Seitan can often be found in Asian style restaurants, especially in those with a large Buddhist population as a diverse source of many vegetarian options.
How nutritious is it?
When it comes to calories, seitan isn’t that much different from meat. In a regular 3 ounce serving, there is about 130 calories.
That’s similar to a 3 ounce portion of lean steak and only 10 calories more than 3 ounces of grilled chicken. In that same 3 ounce portion, seitan packs about 20 grams of protein.
Even though the protein content of seitan is high, seitan does not contain all of the essential amino acids that meat does.
It is best to pair this protein source with other complimentary foods that will help you get all of your essential amino acids, such as beans, lentils and spinach.
The beauty about meat alternatives is that they are generally low in fat and cholesterol.
In a 3 ounce serving of seitan there is 1.5 grams of fat and no cholesterol at all. In fact, seitan contains only monounsaturated fatty acids.
Monounsaturated fatty acids may lower your LDL cholesterol while maintaining your HDL or “good” cholesterol.
These fatty acids also help maintain the elasticity and function of your blood vessels while also controlling blood sugars.
Getting a good source of monounsaturated fatty acids can decrease your risk of chronic diseases like heart conditions.
How do you eat it?
Pre-made seitan can be found at your local health foods market in the frozen aisle. It comes in many varieties such as beef teriyaki, buffalo chicken wings and Italian meat sauce.
However, often commercial brands of pre-made seitan can be pricey. If that’s the case, there is always the option to make seitan yourself.
How to make seitan
Making seitan at home is pretty simple. It’s a lot like making bread dough. All it requires is gluten flour and water.

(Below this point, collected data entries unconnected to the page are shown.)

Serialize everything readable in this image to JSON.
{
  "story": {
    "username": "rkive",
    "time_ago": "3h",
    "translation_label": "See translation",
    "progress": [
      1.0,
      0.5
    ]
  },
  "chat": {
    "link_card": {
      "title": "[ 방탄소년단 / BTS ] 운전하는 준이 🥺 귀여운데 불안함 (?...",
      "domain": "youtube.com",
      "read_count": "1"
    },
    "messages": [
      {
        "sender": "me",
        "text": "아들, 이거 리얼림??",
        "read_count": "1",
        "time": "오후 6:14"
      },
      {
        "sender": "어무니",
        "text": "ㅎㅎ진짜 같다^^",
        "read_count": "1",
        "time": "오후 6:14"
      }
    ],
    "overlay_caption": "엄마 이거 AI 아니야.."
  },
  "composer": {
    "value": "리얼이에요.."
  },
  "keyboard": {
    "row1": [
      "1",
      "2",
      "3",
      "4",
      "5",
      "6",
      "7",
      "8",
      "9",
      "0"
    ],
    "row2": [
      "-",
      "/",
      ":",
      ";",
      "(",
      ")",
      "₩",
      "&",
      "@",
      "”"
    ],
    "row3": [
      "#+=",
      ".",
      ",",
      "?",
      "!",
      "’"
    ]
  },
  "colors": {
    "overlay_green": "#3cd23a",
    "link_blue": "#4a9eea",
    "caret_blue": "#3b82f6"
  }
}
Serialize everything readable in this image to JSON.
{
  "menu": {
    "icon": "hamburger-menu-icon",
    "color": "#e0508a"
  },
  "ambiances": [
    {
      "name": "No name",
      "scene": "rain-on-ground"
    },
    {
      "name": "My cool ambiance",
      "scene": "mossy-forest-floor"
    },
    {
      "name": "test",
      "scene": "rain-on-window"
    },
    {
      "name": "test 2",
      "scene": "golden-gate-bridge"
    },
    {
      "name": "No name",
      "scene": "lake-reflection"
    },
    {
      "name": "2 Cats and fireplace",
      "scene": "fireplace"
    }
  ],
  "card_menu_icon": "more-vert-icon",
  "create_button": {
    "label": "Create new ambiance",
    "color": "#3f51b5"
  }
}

– When mixed together, this combination forms a very firm and somewhat sticky consistency.
– Once you have your dough prepared, you can roll it out as you would French bread.

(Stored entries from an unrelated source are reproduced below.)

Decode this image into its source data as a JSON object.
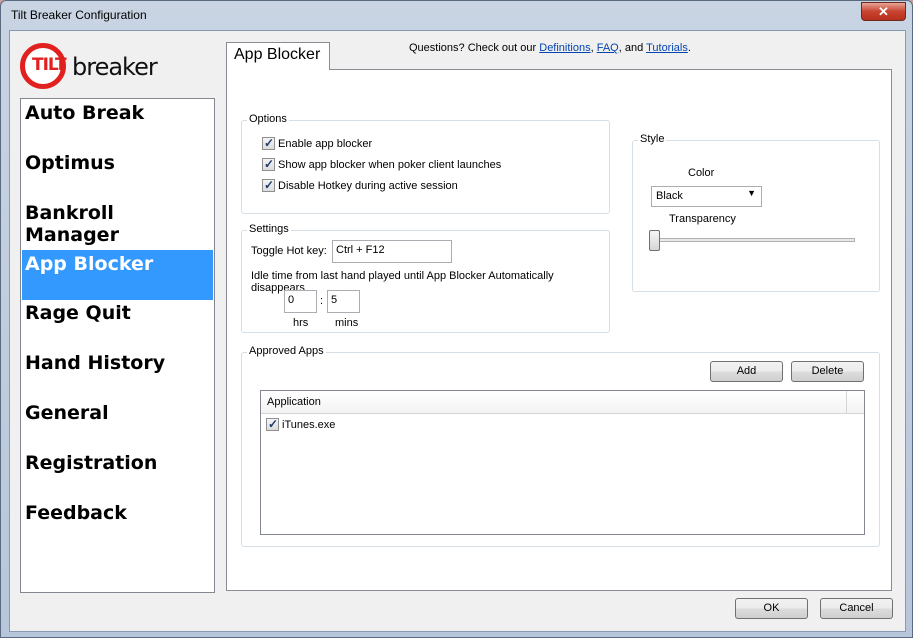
{
  "window": {
    "title": "Tilt Breaker Configuration",
    "close_glyph": "✕"
  },
  "logo": {
    "tilt_text": "TILT",
    "breaker_text": "breaker"
  },
  "sidebar": {
    "items": [
      {
        "label": "Auto Break",
        "active": false
      },
      {
        "label": "Optimus",
        "active": false
      },
      {
        "label": "Bankroll Manager",
        "active": false
      },
      {
        "label": "App Blocker",
        "active": true
      },
      {
        "label": "Rage Quit",
        "active": false
      },
      {
        "label": "Hand History",
        "active": false
      },
      {
        "label": "General",
        "active": false
      },
      {
        "label": "Registration",
        "active": false
      },
      {
        "label": "Feedback",
        "active": false
      }
    ]
  },
  "tab": {
    "label": "App Blocker"
  },
  "help": {
    "prefix": "Questions? Check out our ",
    "definitions": "Definitions",
    "sep1": ",",
    "faq": "FAQ",
    "sep2": ", and",
    "tutorials": "Tutorials",
    "suffix": "."
  },
  "options": {
    "title": "Options",
    "enable_app_blocker": {
      "label": "Enable app blocker",
      "checked": true
    },
    "show_on_launch": {
      "label": "Show app blocker when poker client launches",
      "checked": true
    },
    "disable_hotkey": {
      "label": "Disable Hotkey during active session",
      "checked": true
    }
  },
  "settings": {
    "title": "Settings",
    "hotkey_label": "Toggle Hot key:",
    "hotkey_value": "Ctrl + F12",
    "idle_label": "Idle time from last hand played until App Blocker Automatically disappears",
    "hours_value": "0",
    "colon": ":",
    "minutes_value": "5",
    "hrs_label": "hrs",
    "mins_label": "mins"
  },
  "style": {
    "title": "Style",
    "color_label": "Color",
    "color_value": "Black",
    "dropdown_glyph": "▼",
    "transparency_label": "Transparency",
    "transparency_level": 0
  },
  "approved_apps": {
    "title": "Approved Apps",
    "add_label": "Add",
    "delete_label": "Delete",
    "column_header": "Application",
    "rows": [
      {
        "name": "iTunes.exe",
        "checked": true
      }
    ]
  },
  "footer": {
    "ok_label": "OK",
    "cancel_label": "Cancel"
  }
}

– Cut your dough into 2 inch chunks that resemble meat.
– When you have your “raw” seitan ready you can boil it in broth, sauté it in oil, cover it in bread crumbs or add it to a vegetable curry!

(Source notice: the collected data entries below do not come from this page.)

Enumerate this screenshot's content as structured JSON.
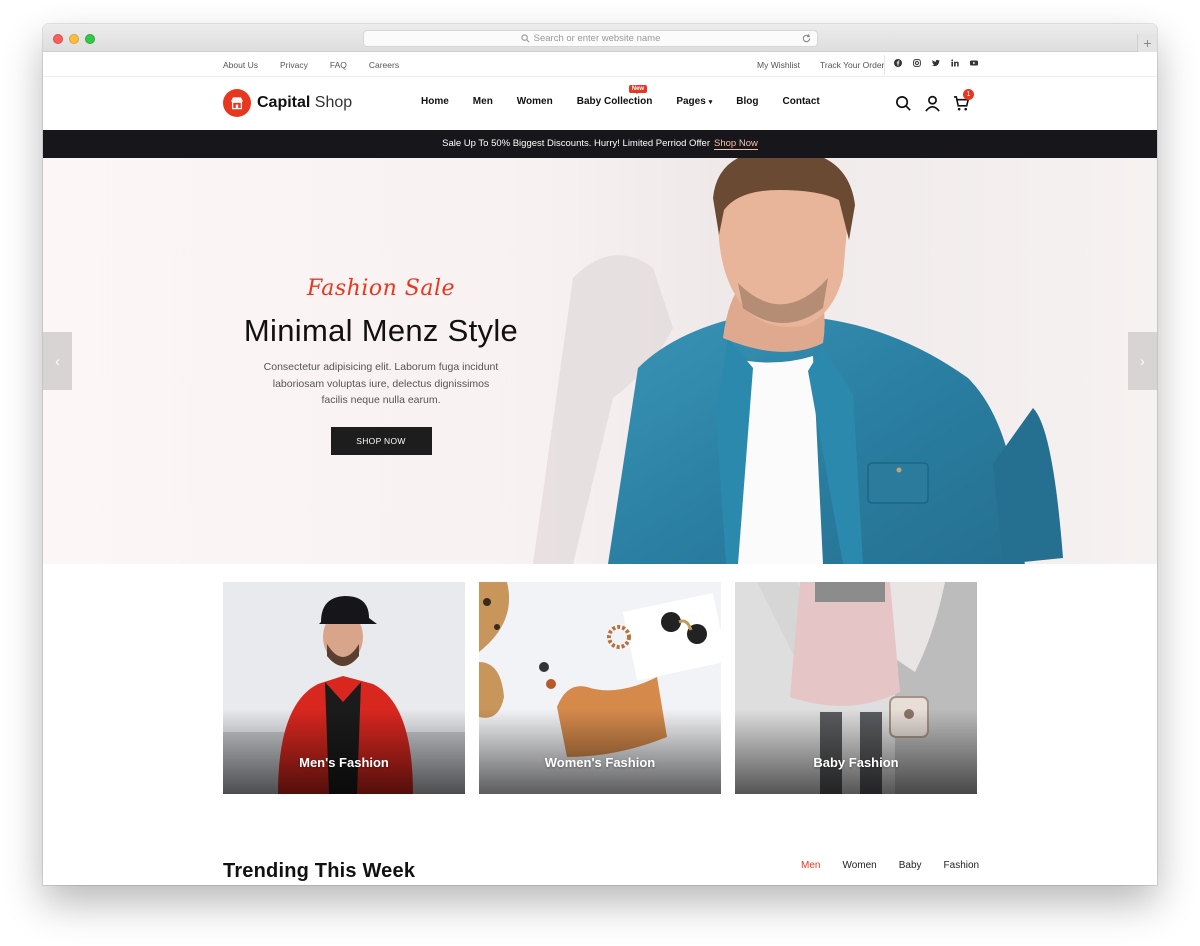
{
  "browser": {
    "url_placeholder": "Search or enter website name",
    "new_tab_symbol": "+"
  },
  "topbar": {
    "left_links": [
      "About Us",
      "Privacy",
      "FAQ",
      "Careers"
    ],
    "wishlist": "My Wishlist",
    "track_order": "Track Your Order",
    "social_icons": [
      "facebook-icon",
      "instagram-icon",
      "twitter-icon",
      "linkedin-icon",
      "youtube-icon"
    ]
  },
  "header": {
    "logo_bold": "Capital",
    "logo_light": "Shop",
    "nav": [
      "Home",
      "Men",
      "Women",
      "Baby Collection",
      "Pages",
      "Blog",
      "Contact"
    ],
    "new_badge": "New",
    "cart_count": "1",
    "accent_color": "#e8371f"
  },
  "promo": {
    "text": "Sale Up To 50% Biggest Discounts. Hurry! Limited Perriod Offer",
    "link": "Shop Now"
  },
  "hero": {
    "script_text": "Fashion Sale",
    "title": "Minimal Menz Style",
    "description": "Consectetur adipisicing elit. Laborum fuga incidunt laboriosam voluptas iure, delectus dignissimos facilis neque nulla earum.",
    "button": "SHOP NOW",
    "prev_arrow": "‹",
    "next_arrow": "›"
  },
  "categories": [
    {
      "label": "Men's Fashion"
    },
    {
      "label": "Women's Fashion"
    },
    {
      "label": "Baby Fashion"
    }
  ],
  "trending": {
    "title": "Trending This Week",
    "tabs": [
      "Men",
      "Women",
      "Baby",
      "Fashion"
    ],
    "active_tab": "Men"
  }
}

Make sure you choose the right flour: When you head to the grocery store, be wary of mislabeled flour. Wheat gluten is marketed under the names “vital wheat flour” or “gluten flour”.
If you are seeking flour to make seitan at home, make sure it contains about 75% more gluten than other wheat flours.
Seitan is quickly gaining popularity. It is no question that seitan is a satiating food that is a good source of protein when paired with other nutritionally balanced foods.
Keep in mind, if you suffer from Celiac disease or feel that you have a gluten sensitivity, then seitan is not the best selection for you. Do some research and see which local restaurants have a seitan option on the menu.
Give it a try! Or go ahead and make it yourself at home.